Avec la notion d’état métamotivationnel, l'individu apparaît comme moins foncièrement dépendant de pulsions ou besoins vitaux puisque leur satisfaction est l'occasion d'un jeu ou d'une mise en concurrence renouvelée (multistabilité) ; à chaque moment, un point d'équilibre et une forme d'engagement dans l'action sont en définitive toujours prioritaires sur les résultats pratiques de ce comportement.
Quelques paires d'états métamotivationnels ont été dégagées et ont fait l'objet d'essais de validation. La plus connue et la plus importante est la paire état télique/paratélique ; très proche d'ailleurs de la distinction motivation extrinsèque/intrinsèque, le but (telos) au cœur de l'état télique étant la quintessence de la motivation extrinsèque.
Selon le béhaviorisme, tenant par principe pour négligeables les caractéristiques individuelles internes, la motivation résulte toujours en premier lieu de facteurs liés plus ou moins étroitement au conditionnement et plus précisément des différents renforcements extrinsèques exercés sur les comportements considérés comme positifs[25].
Les théories de renforcement s'appuient sur l'évitement de la douleur, la recherche du bonheur et du plaisir à moindre frais possible pour expliquer le comportement des individus. Elles opèrent fréquemment au nom de Burrhus Frederic Skinner. Ces éléments peuvent être rattachés à deux concepts du conditionnement opérant, soit le renforcement, évènement qui motive l'individu à reproduire un comportement et la punition, approche qui conditionne l'individu à renoncer à reproduire un comportement. On distingue deux types de renforcement : le renforcement positif et le renforcement négatif[26].
Le renforcement positif a lieu lorsqu'un individu mène à bien une tâche et reçoit une récompense extrinsèque (prime) ou intrinsèque (satisfaction ou sentiment d'accomplissement). « A behavior followed by a reinforcing stimulus results in an increased probability of that behavior occurring in the future », Burrhus Frederic Skinner[26].
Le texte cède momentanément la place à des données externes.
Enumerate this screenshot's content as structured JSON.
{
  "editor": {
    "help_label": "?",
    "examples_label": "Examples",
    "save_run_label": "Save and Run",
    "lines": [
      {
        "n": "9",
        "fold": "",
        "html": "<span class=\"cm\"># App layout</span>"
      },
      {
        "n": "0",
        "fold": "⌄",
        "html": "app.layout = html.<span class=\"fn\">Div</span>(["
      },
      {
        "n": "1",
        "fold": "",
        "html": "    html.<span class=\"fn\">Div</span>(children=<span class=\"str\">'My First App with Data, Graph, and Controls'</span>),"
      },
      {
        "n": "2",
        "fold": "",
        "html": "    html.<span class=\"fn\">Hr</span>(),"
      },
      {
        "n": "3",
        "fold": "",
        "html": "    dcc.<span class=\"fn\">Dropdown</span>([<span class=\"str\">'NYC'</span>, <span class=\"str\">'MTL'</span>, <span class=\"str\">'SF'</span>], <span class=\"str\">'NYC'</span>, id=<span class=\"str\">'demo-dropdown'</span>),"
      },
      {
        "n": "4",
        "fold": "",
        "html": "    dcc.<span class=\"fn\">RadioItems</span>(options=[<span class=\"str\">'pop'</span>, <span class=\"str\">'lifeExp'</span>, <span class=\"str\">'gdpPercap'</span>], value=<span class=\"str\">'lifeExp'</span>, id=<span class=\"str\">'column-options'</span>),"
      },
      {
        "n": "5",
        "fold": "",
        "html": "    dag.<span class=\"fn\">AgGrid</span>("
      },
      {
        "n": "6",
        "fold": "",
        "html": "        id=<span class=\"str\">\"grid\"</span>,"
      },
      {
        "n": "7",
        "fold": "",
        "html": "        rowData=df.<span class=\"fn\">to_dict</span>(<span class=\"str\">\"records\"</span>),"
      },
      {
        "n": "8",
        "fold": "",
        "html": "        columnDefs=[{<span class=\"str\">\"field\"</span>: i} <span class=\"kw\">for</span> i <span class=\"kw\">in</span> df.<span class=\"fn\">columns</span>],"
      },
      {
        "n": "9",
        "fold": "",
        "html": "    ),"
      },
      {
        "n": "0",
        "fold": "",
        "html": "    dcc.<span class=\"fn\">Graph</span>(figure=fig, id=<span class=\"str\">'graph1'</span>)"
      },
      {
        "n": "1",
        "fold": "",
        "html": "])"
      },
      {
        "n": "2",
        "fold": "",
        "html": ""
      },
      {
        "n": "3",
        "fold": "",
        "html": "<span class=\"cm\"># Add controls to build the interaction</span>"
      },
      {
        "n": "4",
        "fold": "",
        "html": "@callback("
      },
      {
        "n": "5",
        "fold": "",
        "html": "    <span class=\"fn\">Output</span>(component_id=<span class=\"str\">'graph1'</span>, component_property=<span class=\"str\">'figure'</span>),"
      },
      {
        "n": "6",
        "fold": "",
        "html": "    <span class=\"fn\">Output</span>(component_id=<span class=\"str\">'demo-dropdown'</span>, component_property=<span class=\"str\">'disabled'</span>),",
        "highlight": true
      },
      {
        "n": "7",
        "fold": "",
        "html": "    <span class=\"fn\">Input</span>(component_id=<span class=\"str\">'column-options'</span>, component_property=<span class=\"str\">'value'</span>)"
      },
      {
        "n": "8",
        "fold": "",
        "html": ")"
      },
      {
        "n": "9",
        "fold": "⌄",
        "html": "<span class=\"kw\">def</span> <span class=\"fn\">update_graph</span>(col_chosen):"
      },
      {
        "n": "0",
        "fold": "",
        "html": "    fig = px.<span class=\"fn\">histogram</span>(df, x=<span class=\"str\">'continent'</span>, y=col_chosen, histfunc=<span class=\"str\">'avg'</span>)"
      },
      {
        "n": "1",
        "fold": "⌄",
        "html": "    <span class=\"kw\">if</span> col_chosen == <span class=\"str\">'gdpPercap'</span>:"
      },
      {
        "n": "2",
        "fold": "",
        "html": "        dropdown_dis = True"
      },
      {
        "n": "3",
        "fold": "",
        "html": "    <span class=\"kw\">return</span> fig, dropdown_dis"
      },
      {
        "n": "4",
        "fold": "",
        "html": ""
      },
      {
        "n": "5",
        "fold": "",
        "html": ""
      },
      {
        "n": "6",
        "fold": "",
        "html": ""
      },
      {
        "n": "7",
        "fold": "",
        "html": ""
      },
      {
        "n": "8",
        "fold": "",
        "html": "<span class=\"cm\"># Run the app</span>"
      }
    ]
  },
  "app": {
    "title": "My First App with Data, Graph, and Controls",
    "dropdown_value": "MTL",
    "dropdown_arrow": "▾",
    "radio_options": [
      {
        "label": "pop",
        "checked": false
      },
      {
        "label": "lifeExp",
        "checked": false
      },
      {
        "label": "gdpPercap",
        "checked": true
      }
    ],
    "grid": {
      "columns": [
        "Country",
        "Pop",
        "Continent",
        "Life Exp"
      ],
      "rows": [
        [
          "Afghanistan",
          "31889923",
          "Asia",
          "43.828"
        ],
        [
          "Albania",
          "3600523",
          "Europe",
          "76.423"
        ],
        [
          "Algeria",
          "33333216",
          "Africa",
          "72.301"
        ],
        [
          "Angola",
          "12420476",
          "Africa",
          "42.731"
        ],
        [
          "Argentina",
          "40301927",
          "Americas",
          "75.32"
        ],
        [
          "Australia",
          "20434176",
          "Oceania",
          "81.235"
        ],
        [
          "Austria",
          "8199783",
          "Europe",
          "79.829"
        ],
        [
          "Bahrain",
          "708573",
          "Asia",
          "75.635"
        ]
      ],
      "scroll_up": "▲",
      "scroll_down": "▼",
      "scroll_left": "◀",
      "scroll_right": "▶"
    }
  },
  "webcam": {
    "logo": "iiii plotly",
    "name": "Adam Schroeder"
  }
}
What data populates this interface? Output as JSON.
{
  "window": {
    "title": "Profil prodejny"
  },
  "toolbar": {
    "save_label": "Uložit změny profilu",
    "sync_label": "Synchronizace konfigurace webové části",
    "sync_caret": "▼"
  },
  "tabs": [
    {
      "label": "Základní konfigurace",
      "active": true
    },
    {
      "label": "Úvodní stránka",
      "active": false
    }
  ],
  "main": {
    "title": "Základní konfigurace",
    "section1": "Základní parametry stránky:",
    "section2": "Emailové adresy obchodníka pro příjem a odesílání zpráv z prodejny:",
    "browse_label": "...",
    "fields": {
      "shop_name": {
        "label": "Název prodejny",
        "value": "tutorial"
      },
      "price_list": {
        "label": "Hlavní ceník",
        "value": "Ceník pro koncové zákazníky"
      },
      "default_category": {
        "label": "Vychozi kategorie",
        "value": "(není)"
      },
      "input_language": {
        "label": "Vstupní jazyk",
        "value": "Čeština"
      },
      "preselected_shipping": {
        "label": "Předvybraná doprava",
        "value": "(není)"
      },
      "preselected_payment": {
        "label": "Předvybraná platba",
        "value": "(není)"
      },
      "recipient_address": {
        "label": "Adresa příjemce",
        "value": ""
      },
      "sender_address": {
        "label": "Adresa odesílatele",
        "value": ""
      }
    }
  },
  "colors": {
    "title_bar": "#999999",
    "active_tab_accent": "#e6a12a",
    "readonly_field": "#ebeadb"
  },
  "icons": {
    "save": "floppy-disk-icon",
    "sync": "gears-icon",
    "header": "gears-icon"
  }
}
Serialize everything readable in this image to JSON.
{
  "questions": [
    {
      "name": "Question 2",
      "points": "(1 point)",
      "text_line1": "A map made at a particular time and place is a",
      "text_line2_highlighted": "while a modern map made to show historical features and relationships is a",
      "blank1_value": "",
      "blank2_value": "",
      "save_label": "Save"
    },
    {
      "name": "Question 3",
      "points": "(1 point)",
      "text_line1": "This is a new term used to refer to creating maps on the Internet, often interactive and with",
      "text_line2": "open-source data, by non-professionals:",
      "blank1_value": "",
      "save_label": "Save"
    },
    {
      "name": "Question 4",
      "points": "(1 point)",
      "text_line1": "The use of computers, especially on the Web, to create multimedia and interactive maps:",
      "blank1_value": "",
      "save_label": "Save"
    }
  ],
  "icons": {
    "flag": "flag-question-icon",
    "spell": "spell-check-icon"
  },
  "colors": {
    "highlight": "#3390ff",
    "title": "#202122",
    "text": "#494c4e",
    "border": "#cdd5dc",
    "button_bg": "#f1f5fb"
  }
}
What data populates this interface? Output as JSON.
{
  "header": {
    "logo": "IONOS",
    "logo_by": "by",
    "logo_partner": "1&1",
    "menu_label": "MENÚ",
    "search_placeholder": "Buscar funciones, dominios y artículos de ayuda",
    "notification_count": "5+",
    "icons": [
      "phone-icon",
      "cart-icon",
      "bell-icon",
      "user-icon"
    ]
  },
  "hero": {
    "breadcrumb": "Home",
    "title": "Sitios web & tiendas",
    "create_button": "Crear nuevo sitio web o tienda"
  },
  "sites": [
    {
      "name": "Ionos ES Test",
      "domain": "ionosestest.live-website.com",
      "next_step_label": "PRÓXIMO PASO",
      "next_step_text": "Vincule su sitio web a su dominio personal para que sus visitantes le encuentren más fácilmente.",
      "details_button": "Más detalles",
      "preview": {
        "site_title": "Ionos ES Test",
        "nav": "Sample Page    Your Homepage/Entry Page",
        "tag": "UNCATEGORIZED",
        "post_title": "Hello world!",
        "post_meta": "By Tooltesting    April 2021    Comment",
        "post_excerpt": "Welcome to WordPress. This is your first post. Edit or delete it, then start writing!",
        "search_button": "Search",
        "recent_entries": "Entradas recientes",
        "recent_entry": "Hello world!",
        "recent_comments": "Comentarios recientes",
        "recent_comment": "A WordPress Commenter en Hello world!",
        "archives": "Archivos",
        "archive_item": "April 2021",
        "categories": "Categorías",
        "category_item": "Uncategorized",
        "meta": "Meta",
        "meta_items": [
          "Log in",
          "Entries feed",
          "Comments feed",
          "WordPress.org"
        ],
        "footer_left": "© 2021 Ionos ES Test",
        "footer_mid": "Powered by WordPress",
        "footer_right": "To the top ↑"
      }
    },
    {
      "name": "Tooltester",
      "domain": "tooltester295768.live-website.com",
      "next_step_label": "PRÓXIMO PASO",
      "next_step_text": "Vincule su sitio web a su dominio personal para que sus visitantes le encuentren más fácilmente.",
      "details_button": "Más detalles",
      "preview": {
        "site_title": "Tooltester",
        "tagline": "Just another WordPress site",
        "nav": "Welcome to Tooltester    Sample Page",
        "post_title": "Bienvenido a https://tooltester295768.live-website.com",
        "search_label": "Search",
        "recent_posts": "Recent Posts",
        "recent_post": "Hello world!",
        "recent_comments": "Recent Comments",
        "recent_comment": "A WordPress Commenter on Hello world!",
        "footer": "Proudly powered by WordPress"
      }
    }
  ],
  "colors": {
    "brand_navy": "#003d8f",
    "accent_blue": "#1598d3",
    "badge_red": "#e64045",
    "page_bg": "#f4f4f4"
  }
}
Ainsi, le processus d'apprentissage aussi bien à l'école qu'à l'entreprise est optimisé quand il y a une récompense[27].
Il diffère du renforcement positif en ce qu'il amène une personne à réagir ou à se comporter d'une manière pour éviter des conséquences désagréables[26].
Engagé dans une situation donnée, l'individu exprime une certaine motivation ; simplement dit de l'« entrain » (ou enthousiasme). En pédagogie, l'on parle de « motivation situationnelle ».
Selon une étude récente (2017), la persévérance peut être apprise à un très jeune âge (dès 15 mois au moins), et notamment si les parents laissent leurs bébés les observer en train de persévérer pour résoudre des choses apparemment difficiles[28].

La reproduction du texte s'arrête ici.